If you've ever been bumped or karate chopped in the throat just right; that terrible sensation of not being able to inhale normally is caused by temporary paralysis and you'll know what we're talking about.

Except that the type of laryngeal paralysis we're discussing here isn't the type caused by trauma or karate chops.

The type of laryngeal paralysis that we see occasionally in veterinary medicine is caused by a dysfunction of the nerves to the throat. 

Specific causes are unclear.  It could be caused from damage done by kennel cough germs, excessive barking, choke chains, excessive pulling on the leash, getting stuff stuck in the throat, etc. 

But more likely, the cause is related to a neural defect and not related to trauma. We're not really sure.

But here's what we do know:

Most common in large breed dogs of middle or older age.

The exception being when the problem is caused by a congenital defect in young pups of certain breeds: Dalmatians, Huskies, and Bouviers.

Small breed dogs and cats can get laryngeal paralysis too, but it's not as common.


Common clinical signs include progressively noisier breathing, intolerance to exercise, and sometimes a voice change.

More severe signs include coughing and gagging, vomiting, and sometimes a near inability to breathe.

This can, of course,  be lethal and an emergency...especially if the dog panics.


Surgical insertion of an endotracheal tube may be needed...usually under light anesthesia or sedation.  Usually oxygen is given.  It might surprise you that oxygen in high concentration is very calming and soothing.  And gives good pain relief.  Thats because the cells in the brain and the rest of the body, for that matter, go crazy if deprived of O2.

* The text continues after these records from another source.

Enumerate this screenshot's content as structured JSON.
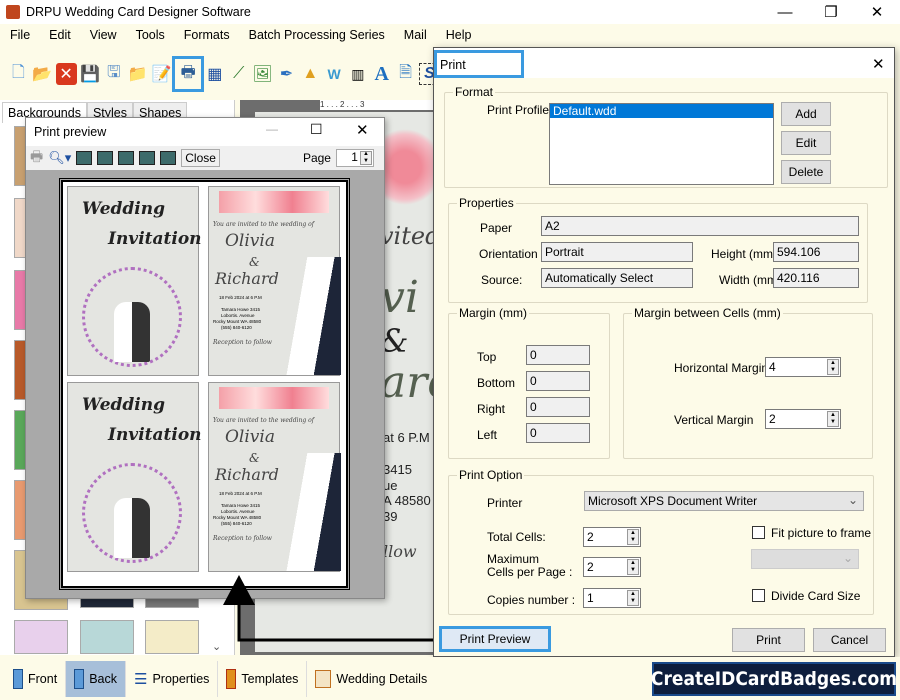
{
  "app": {
    "title": "DRPU Wedding Card Designer Software"
  },
  "menu": [
    "File",
    "Edit",
    "View",
    "Tools",
    "Formats",
    "Batch Processing Series",
    "Mail",
    "Help"
  ],
  "left_tabs": [
    "Backgrounds",
    "Styles",
    "Shapes"
  ],
  "canvas_text": {
    "l1": "vited",
    "l2": "vi",
    "l3": "&",
    "l4": "are",
    "l5": "at 6 P.M",
    "l6": "3415",
    "l7": "ue",
    "l8": "A 48580",
    "l9": "39",
    "l10": "llow",
    "ruler": "1 . . . 2 . . . 3"
  },
  "preview": {
    "title": "Print preview",
    "close_label": "Close",
    "page_label": "Page",
    "page_value": "1",
    "card_front": {
      "line1": "Wedding",
      "line2": "Invitation"
    },
    "card_back": {
      "invite": "You are invited to the wedding of",
      "bride": "Olivia",
      "amp": "&",
      "groom": "Richard",
      "date": "18 Feb 2024 at 6 P.M",
      "addr1": "Tamara Howe 3415",
      "addr2": "Lobortis. Avenue",
      "addr3": "Rocky Mount WA 48580",
      "addr4": "(555) 840-6120",
      "reception": "Reception to follow"
    }
  },
  "dialog": {
    "title": "Print",
    "format": {
      "legend": "Format",
      "profile_label": "Print Profile",
      "profiles": [
        "Default.wdd"
      ],
      "add": "Add",
      "edit": "Edit",
      "delete": "Delete"
    },
    "properties": {
      "legend": "Properties",
      "paper_label": "Paper",
      "paper": "A2",
      "orientation_label": "Orientation",
      "orientation": "Portrait",
      "source_label": "Source:",
      "source": "Automatically Select",
      "height_label": "Height (mm)",
      "height": "594.106",
      "width_label": "Width (mm)",
      "width": "420.116"
    },
    "margin": {
      "legend": "Margin (mm)",
      "top_label": "Top",
      "top": "0",
      "bottom_label": "Bottom",
      "bottom": "0",
      "right_label": "Right",
      "right": "0",
      "left_label": "Left",
      "left": "0"
    },
    "cell_margin": {
      "legend": "Margin between Cells (mm)",
      "h_label": "Horizontal Margin",
      "h": "4",
      "v_label": "Vertical Margin",
      "v": "2"
    },
    "print_option": {
      "legend": "Print Option",
      "printer_label": "Printer",
      "printer": "Microsoft XPS Document Writer",
      "total_label": "Total Cells:",
      "total": "2",
      "max_label1": "Maximum",
      "max_label2": "Cells per Page :",
      "max": "2",
      "copies_label": "Copies number :",
      "copies": "1",
      "fit_label": "Fit picture to frame",
      "fit_checked": false,
      "divide_label": "Divide Card Size",
      "divide_checked": false
    },
    "print_preview": "Print Preview",
    "print": "Print",
    "cancel": "Cancel"
  },
  "bottom": {
    "items": [
      "Front",
      "Back",
      "Properties",
      "Templates",
      "Wedding Details"
    ],
    "active": "Back"
  },
  "brand": "CreateIDCardBadges.com"
}
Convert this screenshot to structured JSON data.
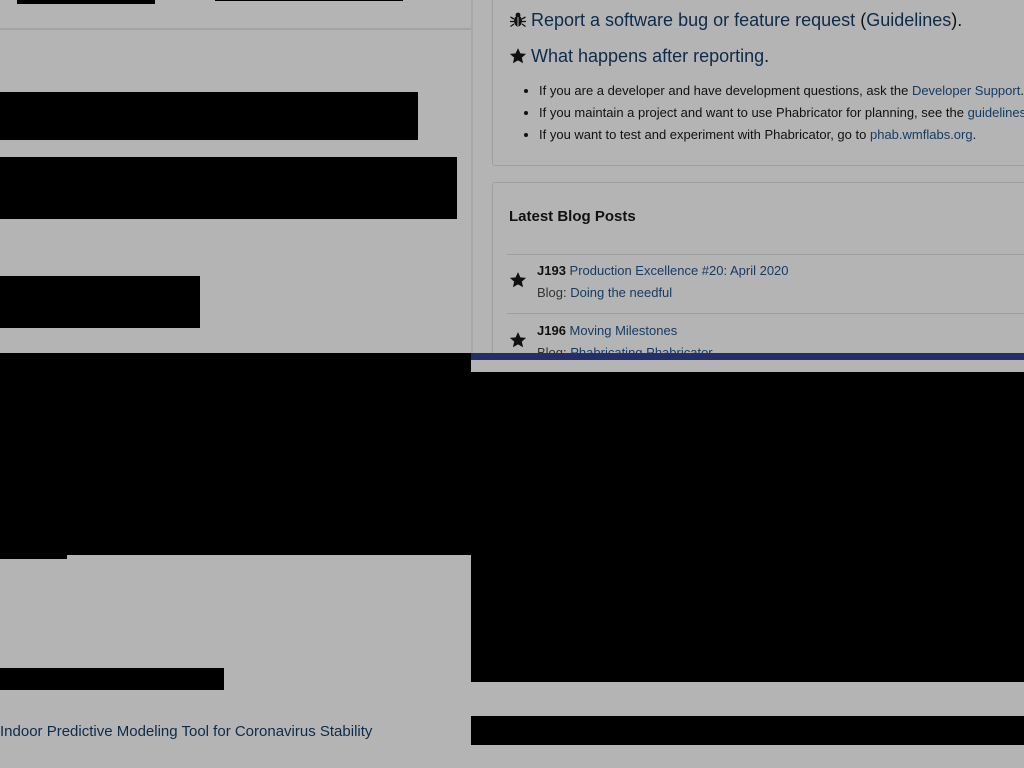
{
  "report": {
    "link_text": "Report a software bug or feature request",
    "open_paren": "(",
    "guidelines_text": "Guidelines",
    "close_paren": ")."
  },
  "after_reporting": {
    "link_text": "What happens after reporting",
    "suffix": "."
  },
  "help_bullets": [
    {
      "prefix": "If you are a developer and have development questions, ask the",
      "link": "Developer Support",
      "suffix": "."
    },
    {
      "prefix": "If you maintain a project and want to use Phabricator for planning, see the",
      "link": "guidelines",
      "suffix": "."
    },
    {
      "prefix": "If you want to test and experiment with Phabricator, go to",
      "link": "phab.wmflabs.org",
      "suffix": "."
    }
  ],
  "blog": {
    "title": "Latest Blog Posts",
    "meta_label": "Blog:",
    "posts": [
      {
        "id": "J193",
        "title": "Production Excellence #20: April 2020",
        "blog": "Doing the needful"
      },
      {
        "id": "J196",
        "title": "Moving Milestones",
        "blog": "Phabricating Phabricator"
      }
    ]
  },
  "footer": {
    "link_text": "Indoor Predictive Modeling Tool for Coronavirus Stability"
  },
  "icons": {
    "bug": "bug-icon",
    "star": "star-icon"
  },
  "colors": {
    "background": "#b4b4b4",
    "link": "#163c63",
    "accent_bar": "#262e6a",
    "redaction": "#000000"
  }
}
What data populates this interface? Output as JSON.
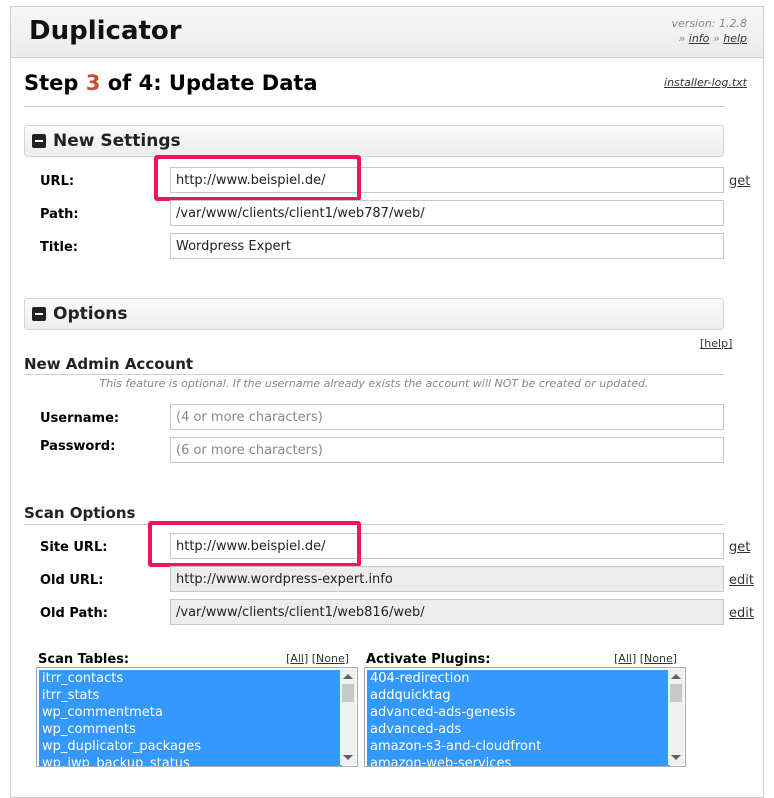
{
  "header": {
    "app_title": "Duplicator",
    "version": "version: 1.2.8",
    "info_label": "info",
    "help_label": "help"
  },
  "page": {
    "step_prefix": "Step",
    "step_current": "3",
    "step_suffix": "of 4: Update Data",
    "log_link": "installer-log.txt"
  },
  "new_settings": {
    "title": "New Settings",
    "url_label": "URL:",
    "url_value": "http://www.beispiel.de/",
    "url_get": "get",
    "path_label": "Path:",
    "path_value": "/var/www/clients/client1/web787/web/",
    "title_label": "Title:",
    "title_value": "Wordpress Expert"
  },
  "options": {
    "title": "Options",
    "help_link": "[help]",
    "admin": {
      "heading": "New Admin Account",
      "note": "This feature is optional. If the username already exists the account will NOT be created or updated.",
      "username_label": "Username:",
      "username_placeholder": "(4 or more characters)",
      "password_label": "Password:",
      "password_placeholder": "(6 or more characters)"
    },
    "scan": {
      "heading": "Scan Options",
      "site_url_label": "Site URL:",
      "site_url_value": "http://www.beispiel.de/",
      "site_url_get": "get",
      "old_url_label": "Old URL:",
      "old_url_value": "http://www.wordpress-expert.info",
      "old_url_edit": "edit",
      "old_path_label": "Old Path:",
      "old_path_value": "/var/www/clients/client1/web816/web/",
      "old_path_edit": "edit"
    },
    "tables": {
      "label": "Scan Tables:",
      "all": "All",
      "none": "None",
      "items": [
        "itrr_contacts",
        "itrr_stats",
        "wp_commentmeta",
        "wp_comments",
        "wp_duplicator_packages",
        "wp_iwp_backup_status"
      ]
    },
    "plugins": {
      "label": "Activate Plugins:",
      "all": "All",
      "none": "None",
      "items": [
        "404-redirection",
        "addquicktag",
        "advanced-ads-genesis",
        "advanced-ads",
        "amazon-s3-and-cloudfront",
        "amazon-web-services"
      ]
    }
  },
  "colors": {
    "highlight_border": "#f0145a",
    "step_number": "#cc4a2e",
    "list_selection": "#3399ff"
  }
}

Sometimes all you have to do is calm the patient down so they can relax and breathing will improve.  In people, this is what's happening in "panic  attacks"


There are several types of surgery available for laryngeal paralysis, all of which are designed to increase the size of the opening of the airway to allow easier passage of air.

The surgery most frequently performed is called an arytenoids lateralization.  This is also known as a laryngeal tieback.

This surgery involves opening the larynx from the side of the neck to expose the piece of cartilage to which the vocal fold attaches.
Only one vocal fold usually needs to be tied back. Most dogs respond well, although the surgery does not necessarily make the dog act perfectly normal again.

After the surgery, most dogs are sent home for a couple of weeks of rest. Mild coughing is common after the surgery, but should resolve within a week or two. Improved breathing is usually seen almost immediately after surgery and usually lasts for the life of the dog.

Your vet will probably send you home with antibiotics, anti-inflammatories, and possibly some sedatives and/or cough suppressants for a short period.

Might this be a condition (if not an emergency situation) relieved by chiropractic manipulation of the neck (cervical spine)?  I don't think so, but then again, I'm not sure.